Last year, the students at Portland State University developed a plan to deal with rising student loan debt. We provided the details on “Pay It Forward, Pay It Back” in August. Since then, the state of Oregon has seen their student loan debt balloon to such a high level that even the amount of defaulted loans written off by the banks reached almost $14 billion. This was before the final loan default numbers for 2013 came in.
The original plan was to expand access to public colleges by eliminating tuition and fees as up-front requirements. Graduates would then pay back the cost of both with a percentage of their salary over a period of time. Both would be determined by the amount owed when they completed their education.
Close But No Cigar
As noted previously, experts in higher education, financial aid, and economic theory quickly pointed out the limitations of the plan; in particular that it depended on the Oregon State government and population being willing to fund everything up front and that every student would need to have a job waiting at graduation in the U.S. where their wages can be attached if they change their mind about paying.
The workgroup at Portland State who developed the idea has kept pressing forward. The group’s head, Director Rob Fullmer, believes they have worked through the major issues and now have a plan they want to push to the Oregon Legislature this year for a 2015 approval. Once they have that, then Fullmer wants to start running with a test group for the 2016-17 school year.
Better Plan, New Presentation
In a report to the Oregon Higher Education Coordinating Commission this year, Fullmer stated that his group has done the math this time and he believes they have produced a program that is ready to be tested with a test group of students pursuing a four-year degree at an Oregon public college or university. It should be noted, that Director Fullmer is a part of the Commission, but as a non-voting member.
The primary changes are to the percentage of income required for repayment and the repayment period itself. Students will be required to pay back between three-and-a-half to four percent of their annual income over a monthly basis, depending on how much they earn. This would be for a period of 20 years or until they have repaid their student debt (which has been changed to include books as well as tuition and fees), whichever comes first. Previously, the repayment period was open-ended and the income percentages were not defined. Fullmer’s group has also suggested now that the repayment period should begin two years after a student leaves school.
Fullmer’s group also has two suggestions for setting up a test group. The first is to select at random a group of Oregon high school seniors who would begin their higher education in the 2016 school year.
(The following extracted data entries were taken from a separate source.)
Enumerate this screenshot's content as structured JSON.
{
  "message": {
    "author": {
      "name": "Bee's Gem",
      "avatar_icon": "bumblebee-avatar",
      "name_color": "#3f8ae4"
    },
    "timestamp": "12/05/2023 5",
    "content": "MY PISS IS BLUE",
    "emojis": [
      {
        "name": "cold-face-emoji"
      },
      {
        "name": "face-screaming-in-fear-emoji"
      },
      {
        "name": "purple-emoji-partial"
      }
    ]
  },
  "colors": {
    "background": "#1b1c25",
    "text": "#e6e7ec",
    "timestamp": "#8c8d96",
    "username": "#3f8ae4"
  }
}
They will be enrolled into the program regardless of which university, technical college or community college they choose to attend in Oregon. The second is to allow all students from a couple of randomly selected high schools to participate beginning in that same year.
Previously, any student debt was going to be held interest free. Now, the group does recommend a one percent interest rate for students who attended a four-year program. Students who complete two-year programs at a technical or community college will be charged an interest rate of 0.74 percent. Students will still need to fill out a FAFSA. Anyone that qualifies for Pell Grants and other financial aid or win scholarships can apply for those monies against housing and food expenses if allowed.
The Next Steps
Fullmer’s presentation to the Commission was well received, but there has not been a recommendation made to the state legislature yet. In order to begin either test group suggestion, his group will need a positive recommendation and then the Oregon legislature will need to vote to fund one of them no later than in their 2015 legislative session.